Your goal is to find a word that will attach to the word ARE with the letters you have in your rack. While usually your letters may be placed before or after the ARE to make a new word, in this case ARE is at the edge of the board, so your word must end in ARE. Your goal is to find all possible words that meet these criteria in the /usr/dict/words using grep.
The command I came up with is really inefficient but works.
grep “^[eafnasm][eafnasm]*are$” /usr/dict/words |
grep -v “a.*a.*a.*a” |
grep -v “e.*e.*e” |
grep -v “f.*f” |
grep -v “n.*n” |
grep -v “s.*s” |
grep -v “m.*m” |
grep -v “^...........”
Is there a more efficient way of doing this?
One way to speed things up would be:
grep -E '^[aefmns]{1,7}are$' /usr/dict/words |
grep -Ev 'a.*a.*a.*a|e.*e.*e|f.*f|n.*n|s.*s|m.*m'
It cuts down the number of processes looking at the data. I removed the second A from the initial character class since it is redundant, but the repetition represents a negligible cost. Using the {1,7}
qualifier in the first pattern means there's no need to filter overlong names in the second.
Note that the first search doesn't allow multiple R's through. It's a specialization for this specific combination of letters-in-hand plus word-on-board. If the hand held an R (instead of, say, the second A), then it would be necessary to filter more than 2 R's out of the results (two because under this scenario, there is one R in hand and one in the word on the board), and the multiple-A filter would have to change too.
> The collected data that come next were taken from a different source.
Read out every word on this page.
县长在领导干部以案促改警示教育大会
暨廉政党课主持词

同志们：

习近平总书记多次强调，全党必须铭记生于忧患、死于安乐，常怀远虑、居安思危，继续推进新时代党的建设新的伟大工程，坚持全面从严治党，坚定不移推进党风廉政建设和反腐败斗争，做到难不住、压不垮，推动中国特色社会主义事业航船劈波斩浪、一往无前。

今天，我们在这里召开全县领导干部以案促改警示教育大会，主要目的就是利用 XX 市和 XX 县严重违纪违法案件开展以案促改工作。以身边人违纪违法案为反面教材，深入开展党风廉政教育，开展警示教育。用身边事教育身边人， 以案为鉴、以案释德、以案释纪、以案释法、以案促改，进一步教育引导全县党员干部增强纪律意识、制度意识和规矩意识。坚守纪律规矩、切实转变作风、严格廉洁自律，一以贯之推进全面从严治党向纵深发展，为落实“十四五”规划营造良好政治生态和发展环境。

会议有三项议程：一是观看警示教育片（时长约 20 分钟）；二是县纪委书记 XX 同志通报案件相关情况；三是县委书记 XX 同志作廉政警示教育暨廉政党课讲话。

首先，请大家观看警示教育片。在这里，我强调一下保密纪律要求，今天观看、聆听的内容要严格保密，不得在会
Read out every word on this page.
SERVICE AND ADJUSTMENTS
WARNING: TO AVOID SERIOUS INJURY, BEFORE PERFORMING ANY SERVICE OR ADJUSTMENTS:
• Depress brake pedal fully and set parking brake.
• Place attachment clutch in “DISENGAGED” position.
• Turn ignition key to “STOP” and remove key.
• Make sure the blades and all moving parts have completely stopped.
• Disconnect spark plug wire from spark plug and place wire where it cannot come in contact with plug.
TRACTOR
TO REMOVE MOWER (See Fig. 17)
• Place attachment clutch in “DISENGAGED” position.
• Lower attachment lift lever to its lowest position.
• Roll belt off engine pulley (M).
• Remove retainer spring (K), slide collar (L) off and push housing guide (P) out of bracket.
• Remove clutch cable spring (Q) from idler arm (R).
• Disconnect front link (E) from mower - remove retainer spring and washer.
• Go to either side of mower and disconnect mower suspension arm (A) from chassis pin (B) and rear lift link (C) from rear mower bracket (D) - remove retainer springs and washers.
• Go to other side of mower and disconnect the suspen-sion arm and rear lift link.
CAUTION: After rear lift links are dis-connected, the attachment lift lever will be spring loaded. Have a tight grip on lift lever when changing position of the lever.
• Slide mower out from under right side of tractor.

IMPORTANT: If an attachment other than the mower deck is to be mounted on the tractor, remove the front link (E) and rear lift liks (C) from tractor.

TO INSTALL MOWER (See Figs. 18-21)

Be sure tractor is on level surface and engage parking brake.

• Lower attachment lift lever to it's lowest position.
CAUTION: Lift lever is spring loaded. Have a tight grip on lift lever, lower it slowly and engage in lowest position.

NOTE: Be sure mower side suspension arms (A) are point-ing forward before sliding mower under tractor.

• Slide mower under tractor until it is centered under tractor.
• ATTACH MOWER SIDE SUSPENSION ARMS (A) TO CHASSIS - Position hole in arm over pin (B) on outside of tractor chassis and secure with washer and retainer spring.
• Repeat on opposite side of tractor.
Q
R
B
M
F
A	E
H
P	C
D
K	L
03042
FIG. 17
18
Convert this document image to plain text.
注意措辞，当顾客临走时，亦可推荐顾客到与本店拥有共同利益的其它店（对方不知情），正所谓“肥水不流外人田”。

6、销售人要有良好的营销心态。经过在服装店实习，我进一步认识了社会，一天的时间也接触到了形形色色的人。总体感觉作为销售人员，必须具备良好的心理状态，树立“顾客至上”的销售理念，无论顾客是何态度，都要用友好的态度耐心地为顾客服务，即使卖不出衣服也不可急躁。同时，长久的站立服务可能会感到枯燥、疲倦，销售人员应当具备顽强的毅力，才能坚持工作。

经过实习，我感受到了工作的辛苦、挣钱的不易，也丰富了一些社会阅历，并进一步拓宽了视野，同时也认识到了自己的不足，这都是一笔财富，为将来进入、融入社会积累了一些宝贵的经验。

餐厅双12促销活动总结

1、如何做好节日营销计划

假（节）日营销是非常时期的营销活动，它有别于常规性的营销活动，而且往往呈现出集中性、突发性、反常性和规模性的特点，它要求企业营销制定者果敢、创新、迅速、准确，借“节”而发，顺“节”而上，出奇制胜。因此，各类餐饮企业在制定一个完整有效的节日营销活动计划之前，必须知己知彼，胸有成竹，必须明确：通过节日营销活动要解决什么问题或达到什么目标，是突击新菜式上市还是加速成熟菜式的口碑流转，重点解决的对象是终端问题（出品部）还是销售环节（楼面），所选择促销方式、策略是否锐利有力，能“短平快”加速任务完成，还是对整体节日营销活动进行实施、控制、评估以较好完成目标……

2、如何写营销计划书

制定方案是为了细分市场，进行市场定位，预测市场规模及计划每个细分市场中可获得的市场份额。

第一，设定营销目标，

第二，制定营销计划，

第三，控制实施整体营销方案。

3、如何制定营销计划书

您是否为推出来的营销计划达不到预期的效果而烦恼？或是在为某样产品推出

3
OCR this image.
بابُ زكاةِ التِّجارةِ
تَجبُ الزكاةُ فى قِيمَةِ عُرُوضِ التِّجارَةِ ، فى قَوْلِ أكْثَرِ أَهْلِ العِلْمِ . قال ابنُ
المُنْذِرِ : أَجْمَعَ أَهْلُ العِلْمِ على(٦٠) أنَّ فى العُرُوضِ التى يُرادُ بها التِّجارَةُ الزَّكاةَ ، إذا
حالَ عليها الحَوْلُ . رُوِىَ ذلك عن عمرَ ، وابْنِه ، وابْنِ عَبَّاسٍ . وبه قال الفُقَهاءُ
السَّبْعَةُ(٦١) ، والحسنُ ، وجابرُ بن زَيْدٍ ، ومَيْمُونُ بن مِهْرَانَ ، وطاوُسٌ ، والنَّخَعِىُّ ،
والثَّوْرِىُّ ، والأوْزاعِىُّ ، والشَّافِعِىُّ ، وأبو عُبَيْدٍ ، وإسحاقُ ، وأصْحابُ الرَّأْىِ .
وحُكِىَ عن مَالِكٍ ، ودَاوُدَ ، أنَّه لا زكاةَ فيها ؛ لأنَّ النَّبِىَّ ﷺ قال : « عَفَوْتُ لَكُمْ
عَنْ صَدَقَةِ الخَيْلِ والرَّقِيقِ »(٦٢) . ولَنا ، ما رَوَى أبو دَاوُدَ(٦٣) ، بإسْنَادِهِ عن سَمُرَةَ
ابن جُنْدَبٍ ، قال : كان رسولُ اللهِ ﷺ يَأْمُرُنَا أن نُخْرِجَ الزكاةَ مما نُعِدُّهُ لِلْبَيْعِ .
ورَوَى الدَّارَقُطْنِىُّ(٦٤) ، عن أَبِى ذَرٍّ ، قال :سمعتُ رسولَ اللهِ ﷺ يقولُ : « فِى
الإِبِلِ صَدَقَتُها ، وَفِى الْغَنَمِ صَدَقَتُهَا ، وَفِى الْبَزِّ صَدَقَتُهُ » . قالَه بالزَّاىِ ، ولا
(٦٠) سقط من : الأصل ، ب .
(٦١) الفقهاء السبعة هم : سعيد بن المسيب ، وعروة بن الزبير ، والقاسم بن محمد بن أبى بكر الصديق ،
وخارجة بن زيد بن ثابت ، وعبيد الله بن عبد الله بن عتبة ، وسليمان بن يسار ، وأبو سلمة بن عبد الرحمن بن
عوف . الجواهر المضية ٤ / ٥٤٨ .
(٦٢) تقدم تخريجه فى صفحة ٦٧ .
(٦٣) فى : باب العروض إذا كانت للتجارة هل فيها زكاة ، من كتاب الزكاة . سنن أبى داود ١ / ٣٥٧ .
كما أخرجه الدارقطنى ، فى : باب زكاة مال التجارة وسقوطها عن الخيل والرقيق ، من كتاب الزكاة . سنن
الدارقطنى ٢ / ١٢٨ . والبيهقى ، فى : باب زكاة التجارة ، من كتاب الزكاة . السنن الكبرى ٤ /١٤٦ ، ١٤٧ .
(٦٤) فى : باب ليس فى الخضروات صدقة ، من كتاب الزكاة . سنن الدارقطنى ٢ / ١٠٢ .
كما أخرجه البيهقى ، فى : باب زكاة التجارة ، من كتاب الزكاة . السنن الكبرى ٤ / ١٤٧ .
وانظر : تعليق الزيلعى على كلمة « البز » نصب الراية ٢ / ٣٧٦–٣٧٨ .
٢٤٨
Note that the changes here are just minor tweaks to the original 8 grep
commands being run. Since the solution is required to use grep
(ruling out Perl, Python, Awk, ...), you probably can't get to fewer than two commands, one 'positive' grep
to select possibilities, and one 'negative' grep
to eliminate impossibilities. With custom tooling (specialized programs written in C or C++ or something similar), you could probably do better.
If your version of grep
supports PCRE (Perl-compatible regular expressions), you might be able to do it 'all in one'. I'm fairly sure it would be less readable and comprehensible, and while it might perform a little better (less I/O because there's no pipe), the performance improvement would have to be measured. Sometimes, simpler is better.